Es verdad que no todas las situaciones son homologables en esta o aquella provincia, pero el concepto de seguridad no es (no podría ser) diferente ni reconocer distintas categorías regionales al arbitrio de los poderes públicos de tal o cual municipio. La exigencias de reemplazos por puertas seguras y reglamentarias no son la excepción.

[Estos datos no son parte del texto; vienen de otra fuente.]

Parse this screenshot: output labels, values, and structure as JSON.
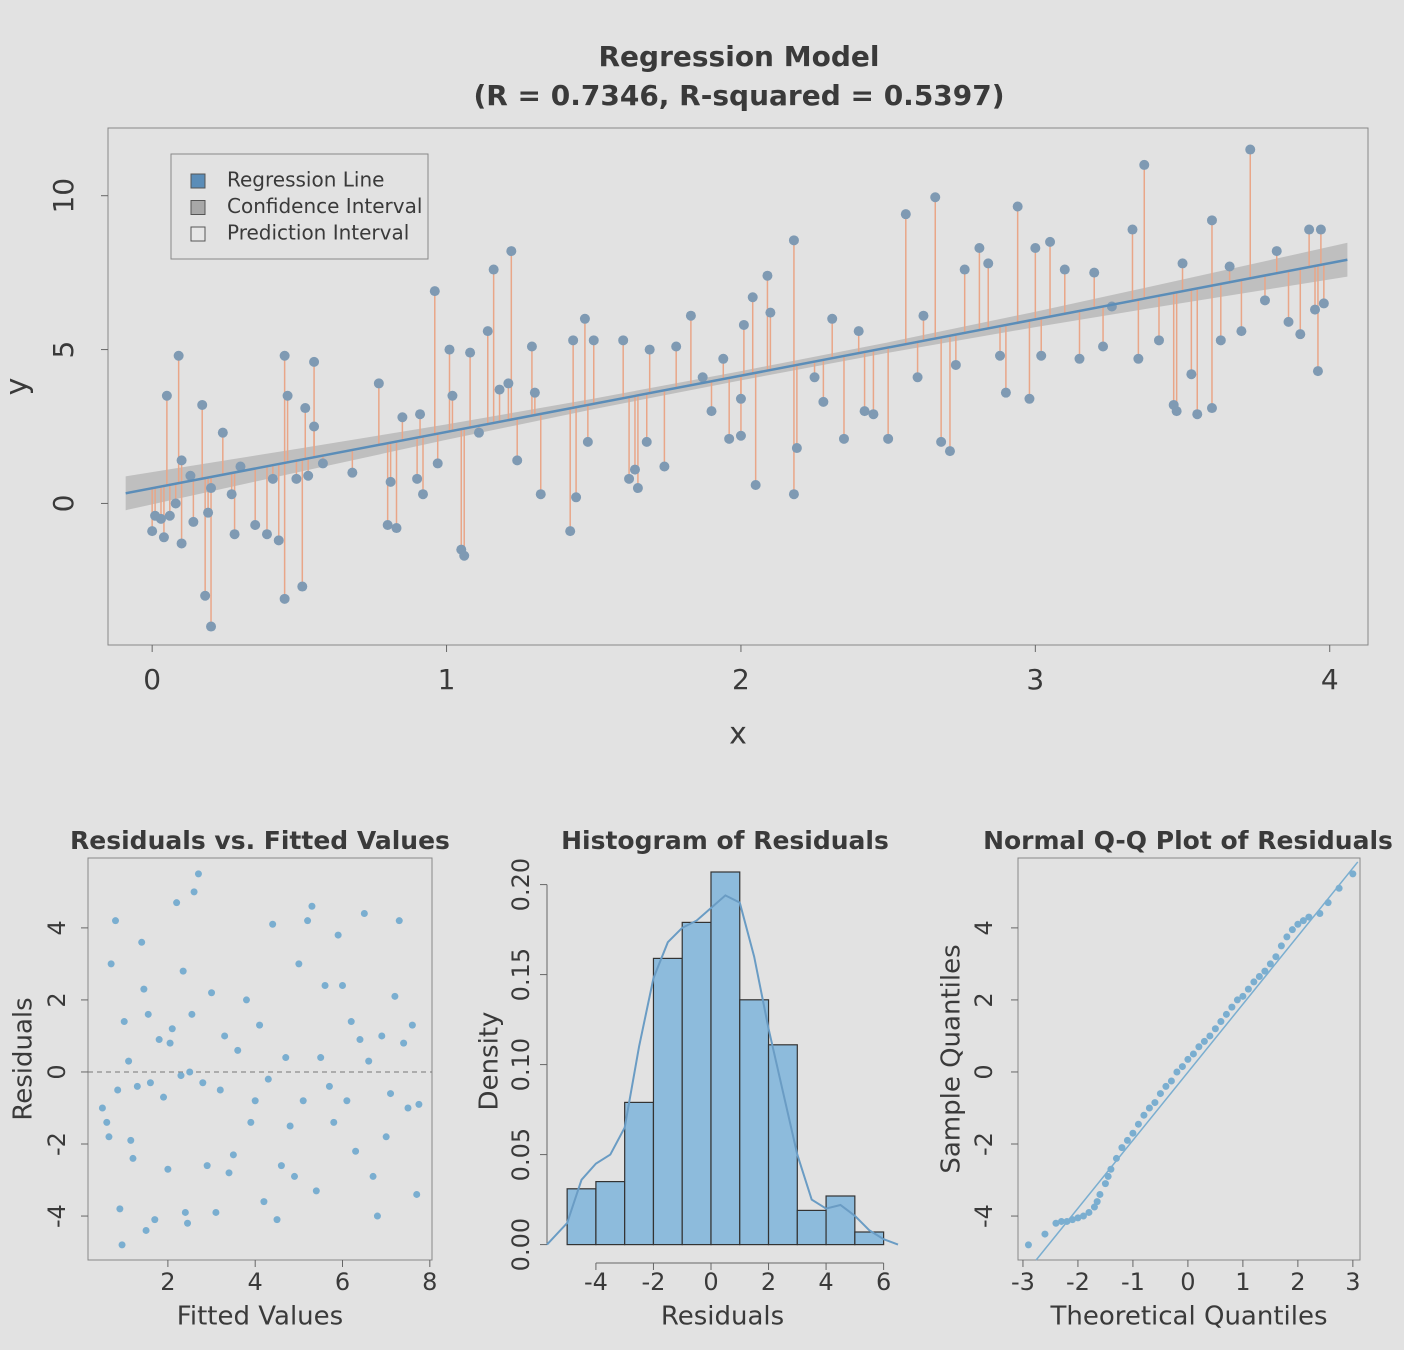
{
  "chart_data": [
    {
      "type": "scatter",
      "title": "Regression Model",
      "subtitle": "(R = 0.7346, R-squared = 0.5397)",
      "xlabel": "x",
      "ylabel": "y",
      "xlim": [
        -0.15,
        4.13
      ],
      "ylim": [
        -4.6,
        12.2
      ],
      "xticks": [
        0,
        1,
        2,
        3,
        4
      ],
      "yticks": [
        0,
        5,
        10
      ],
      "box": true,
      "color": "#7f9ab3",
      "residual_color": "#e9a688",
      "x": [
        0.0,
        0.01,
        0.03,
        0.04,
        0.05,
        0.06,
        0.08,
        0.09,
        0.1,
        0.1,
        0.13,
        0.14,
        0.17,
        0.18,
        0.19,
        0.2,
        0.2,
        0.24,
        0.27,
        0.28,
        0.3,
        0.35,
        0.39,
        0.41,
        0.43,
        0.45,
        0.45,
        0.46,
        0.49,
        0.51,
        0.52,
        0.53,
        0.55,
        0.55,
        0.58,
        0.68,
        0.77,
        0.8,
        0.81,
        0.83,
        0.85,
        0.9,
        0.91,
        0.92,
        0.96,
        0.97,
        1.01,
        1.02,
        1.05,
        1.06,
        1.08,
        1.11,
        1.14,
        1.16,
        1.18,
        1.21,
        1.22,
        1.24,
        1.29,
        1.3,
        1.32,
        1.42,
        1.43,
        1.44,
        1.47,
        1.48,
        1.5,
        1.6,
        1.62,
        1.64,
        1.65,
        1.68,
        1.69,
        1.74,
        1.78,
        1.83,
        1.87,
        1.9,
        1.94,
        1.96,
        2.0,
        2.0,
        2.01,
        2.04,
        2.05,
        2.09,
        2.1,
        2.18,
        2.18,
        2.19,
        2.25,
        2.28,
        2.31,
        2.35,
        2.4,
        2.42,
        2.45,
        2.5,
        2.56,
        2.6,
        2.62,
        2.66,
        2.68,
        2.71,
        2.73,
        2.76,
        2.81,
        2.84,
        2.88,
        2.9,
        2.94,
        2.98,
        3.0,
        3.02,
        3.05,
        3.1,
        3.15,
        3.2,
        3.23,
        3.26,
        3.33,
        3.35,
        3.37,
        3.42,
        3.47,
        3.48,
        3.5,
        3.53,
        3.55,
        3.6,
        3.6,
        3.63,
        3.66,
        3.7,
        3.73,
        3.78,
        3.82,
        3.86,
        3.9,
        3.93,
        3.95,
        3.96,
        3.97,
        3.98
      ],
      "values": [
        -0.9,
        -0.4,
        -0.5,
        -1.1,
        3.5,
        -0.4,
        0.0,
        4.8,
        1.4,
        -1.3,
        0.9,
        -0.6,
        3.2,
        -3.0,
        -0.3,
        -4.0,
        0.5,
        2.3,
        0.3,
        -1.0,
        1.2,
        -0.7,
        -1.0,
        0.8,
        -1.2,
        4.8,
        -3.1,
        3.5,
        0.8,
        -2.7,
        3.1,
        0.9,
        4.6,
        2.5,
        1.3,
        1.0,
        3.9,
        -0.7,
        0.7,
        -0.8,
        2.8,
        0.8,
        2.9,
        0.3,
        6.9,
        1.3,
        5.0,
        3.5,
        -1.5,
        -1.7,
        4.9,
        2.3,
        5.6,
        7.6,
        3.7,
        3.9,
        8.2,
        1.4,
        5.1,
        3.6,
        0.3,
        -0.9,
        5.3,
        0.2,
        6.0,
        2.0,
        5.3,
        5.3,
        0.8,
        1.1,
        0.5,
        2.0,
        5.0,
        1.2,
        5.1,
        6.1,
        4.1,
        3.0,
        4.7,
        2.1,
        3.4,
        2.2,
        5.8,
        6.7,
        0.6,
        7.4,
        6.2,
        8.55,
        0.3,
        1.8,
        4.1,
        3.3,
        6.0,
        2.1,
        5.6,
        3.0,
        2.9,
        2.1,
        9.4,
        4.1,
        6.1,
        9.95,
        2.0,
        1.7,
        4.5,
        7.6,
        8.3,
        7.8,
        4.8,
        3.6,
        9.65,
        3.4,
        8.3,
        4.8,
        8.5,
        7.6,
        4.7,
        7.5,
        5.1,
        6.4,
        8.9,
        4.7,
        11.0,
        5.3,
        3.2,
        3.0,
        7.8,
        4.2,
        2.9,
        9.2,
        3.1,
        5.3,
        7.7,
        5.6,
        11.5,
        6.6,
        8.2,
        5.9,
        5.5,
        8.9,
        6.3,
        4.3,
        8.9,
        6.5
      ],
      "fit_line": {
        "x": [
          -0.09,
          4.06
        ],
        "y": [
          0.33,
          7.92
        ],
        "color": "#5b8db8"
      },
      "confidence_band": {
        "x": [
          -0.09,
          0.5,
          1,
          1.5,
          2,
          2.5,
          3,
          3.5,
          4.06
        ],
        "lower": [
          -0.22,
          1.025,
          2.07,
          3.065,
          4.0,
          4.895,
          5.73,
          6.515,
          7.37
        ],
        "upper": [
          0.88,
          1.785,
          2.57,
          3.405,
          4.3,
          5.235,
          6.23,
          7.275,
          8.47
        ],
        "color": "#a8a8a8"
      },
      "legend_position": "top-left",
      "legend": [
        {
          "label": "Regression Line",
          "color": "#5b8db8"
        },
        {
          "label": "Confidence Interval",
          "color": "#a8a8a8"
        },
        {
          "label": "Prediction Interval",
          "color": "#e6e6e6"
        }
      ]
    },
    {
      "type": "scatter",
      "title": "Residuals vs. Fitted Values",
      "xlabel": "Fitted Values",
      "ylabel": "Residuals",
      "xlim": [
        0.17,
        8.05
      ],
      "ylim": [
        -5.22,
        5.94
      ],
      "xticks": [
        2,
        4,
        6,
        8
      ],
      "yticks": [
        -4,
        -2,
        0,
        2,
        4
      ],
      "box": true,
      "color": "#7aaed0",
      "hline": 0,
      "x": [
        0.5,
        0.6,
        0.65,
        0.7,
        0.8,
        0.85,
        0.9,
        0.95,
        1.0,
        1.1,
        1.15,
        1.2,
        1.3,
        1.4,
        1.45,
        1.5,
        1.55,
        1.6,
        1.7,
        1.8,
        1.9,
        2.0,
        2.05,
        2.1,
        2.2,
        2.3,
        2.35,
        2.4,
        2.45,
        2.5,
        2.55,
        2.6,
        2.7,
        2.8,
        2.9,
        3.0,
        3.1,
        3.2,
        3.3,
        3.4,
        3.5,
        3.6,
        3.8,
        3.9,
        4.0,
        4.1,
        4.2,
        4.3,
        4.4,
        4.5,
        4.6,
        4.7,
        4.8,
        4.9,
        5.0,
        5.1,
        5.2,
        5.3,
        5.4,
        5.5,
        5.6,
        5.7,
        5.8,
        5.9,
        6.0,
        6.1,
        6.2,
        6.3,
        6.4,
        6.5,
        6.6,
        6.7,
        6.8,
        6.9,
        7.0,
        7.1,
        7.2,
        7.3,
        7.4,
        7.5,
        7.6,
        7.7,
        7.75
      ],
      "values": [
        -1.0,
        -1.4,
        -1.8,
        3.0,
        4.2,
        -0.5,
        -3.8,
        -4.8,
        1.4,
        0.3,
        -1.9,
        -2.4,
        -0.4,
        3.6,
        2.3,
        -4.4,
        1.6,
        -0.3,
        -4.1,
        0.9,
        -0.7,
        -2.7,
        0.8,
        1.2,
        4.7,
        -0.1,
        2.8,
        -3.9,
        -4.2,
        0.0,
        1.6,
        5.0,
        5.5,
        -0.3,
        -2.6,
        2.2,
        -3.9,
        -0.5,
        1.0,
        -2.8,
        -2.3,
        0.6,
        2.0,
        -1.4,
        -0.8,
        1.3,
        -3.6,
        -0.2,
        4.1,
        -4.1,
        -2.6,
        0.4,
        -1.5,
        -2.9,
        3.0,
        -0.8,
        4.2,
        4.6,
        -3.3,
        0.4,
        2.4,
        -0.4,
        -1.4,
        3.8,
        2.4,
        -0.8,
        1.4,
        -2.2,
        0.9,
        4.4,
        0.3,
        -2.9,
        -4.0,
        1.0,
        -1.8,
        -0.6,
        2.1,
        4.2,
        0.8,
        -1.0,
        1.3,
        -3.4,
        -0.9
      ]
    },
    {
      "type": "histogram",
      "title": "Histogram of Residuals",
      "xlabel": "Residuals",
      "ylabel": "Density",
      "xlim": [
        -5.7,
        6.5
      ],
      "ylim": [
        -0.008,
        0.212
      ],
      "xticks": [
        -4,
        -2,
        0,
        2,
        4,
        6
      ],
      "yticks": [
        {
          "value": 0,
          "label": "0.00"
        },
        {
          "value": 0.05,
          "label": "0.05"
        },
        {
          "value": 0.1,
          "label": "0.10"
        },
        {
          "value": 0.15,
          "label": "0.15"
        },
        {
          "value": 0.2,
          "label": "0.20"
        }
      ],
      "color": "#8dbbdc",
      "bins": [
        -5,
        -4,
        -3,
        -2,
        -1,
        0,
        1,
        2,
        3,
        4,
        5,
        6
      ],
      "values": [
        0.031,
        0.035,
        0.079,
        0.159,
        0.179,
        0.207,
        0.136,
        0.111,
        0.019,
        0.027,
        0.007
      ],
      "density": {
        "x": [
          -5.7,
          -5,
          -4.5,
          -4,
          -3.5,
          -3,
          -2.5,
          -2,
          -1.5,
          -1,
          -0.5,
          0,
          0.5,
          1,
          1.5,
          2,
          2.5,
          3,
          3.5,
          4,
          4.5,
          5,
          5.5,
          6,
          6.5
        ],
        "y": [
          0.0,
          0.012,
          0.036,
          0.045,
          0.05,
          0.065,
          0.11,
          0.148,
          0.168,
          0.176,
          0.18,
          0.187,
          0.194,
          0.19,
          0.16,
          0.12,
          0.085,
          0.05,
          0.025,
          0.02,
          0.022,
          0.016,
          0.008,
          0.003,
          0.0
        ],
        "color": "#6a9cc4"
      }
    },
    {
      "type": "scatter",
      "title": "Normal Q-Q Plot of Residuals",
      "xlabel": "Theoretical Quantiles",
      "ylabel": "Sample Quantiles",
      "xlim": [
        -3.09,
        3.13
      ],
      "ylim": [
        -5.22,
        5.94
      ],
      "xticks": [
        -3,
        -2,
        -1,
        0,
        1,
        2,
        3
      ],
      "yticks": [
        -4,
        -2,
        0,
        2,
        4
      ],
      "box": true,
      "color": "#7aaed0",
      "fit_line": {
        "x": [
          -2.76,
          3.09
        ],
        "y": [
          -5.22,
          5.83
        ],
        "color": "#7aaed0"
      },
      "x": [
        -2.9,
        -2.6,
        -2.4,
        -2.3,
        -2.2,
        -2.1,
        -2.0,
        -1.9,
        -1.8,
        -1.7,
        -1.65,
        -1.6,
        -1.5,
        -1.45,
        -1.4,
        -1.3,
        -1.2,
        -1.1,
        -1.0,
        -0.9,
        -0.8,
        -0.7,
        -0.6,
        -0.5,
        -0.4,
        -0.3,
        -0.2,
        -0.1,
        0.0,
        0.1,
        0.2,
        0.3,
        0.4,
        0.5,
        0.6,
        0.7,
        0.8,
        0.9,
        1.0,
        1.1,
        1.2,
        1.3,
        1.4,
        1.5,
        1.6,
        1.7,
        1.8,
        1.9,
        2.0,
        2.1,
        2.2,
        2.4,
        2.55,
        2.75,
        3.0
      ],
      "values": [
        -4.8,
        -4.5,
        -4.2,
        -4.15,
        -4.15,
        -4.1,
        -4.05,
        -4.0,
        -3.9,
        -3.75,
        -3.6,
        -3.4,
        -3.1,
        -2.9,
        -2.7,
        -2.4,
        -2.1,
        -1.9,
        -1.7,
        -1.45,
        -1.2,
        -1.0,
        -0.85,
        -0.6,
        -0.4,
        -0.25,
        0.0,
        0.15,
        0.35,
        0.5,
        0.7,
        0.85,
        1.0,
        1.2,
        1.4,
        1.6,
        1.8,
        2.0,
        2.1,
        2.3,
        2.5,
        2.65,
        2.8,
        3.0,
        3.2,
        3.5,
        3.75,
        3.95,
        4.1,
        4.2,
        4.3,
        4.4,
        4.7,
        5.1,
        5.5
      ]
    }
  ]
}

Desde una perspectiva federal, de lo que se trata es de proponer denominadores comunes a propósito de ciertas reglas incanjeables. La erradicación sin concesiones de esas aberturas arcaicas es un ejemplo de acciones compartidas en la convicción de superar idénticos inconvenientes y propiciar una sincera toma de conciencia. Baste con señalar que el 22 por ciento de los accidentes corresponde al llamado pie de ascensor en los edificios que todavía cuentan con puertas tijera.

En Córdoba, la prohibición de esas aberturas ominosas, para la adecuación del parque de ascensores existentes o ya instalados, está contemplada en el anexo 2 de la ordenanza 10.950/05, reglamentada en 2007, que exige la actualización tecnológica de todos los elevadores en funcionamiento.

En esta ciudad, quedan muy pocos aparatos en esas condiciones, algunos de los cuales forman parte del patrimonio cultural. Antes, en 2004, en virtud de la ordenanza municipal 10.741, sobre circulaciones mecánicas de uso público, fue prohibida la fabricación e instalación de nuevos ascensores con cualquier tipo de puerta manual.

A principios de 2018, la Municipalidad de La Plata, mediante el decreto 1.808, reglamentó la ordenanza 9.019 (¡cuya sanción databa de hacía dos décadas, sin haber sido aplicada!) que obliga a cambiar en los elevadores esas aberturas peligrosas. Fue una noticia celebrada.

Son buenas medidas para extender en todo el país, de modo de abrir, eso sí, más puertas a la seguridad de los ascensores.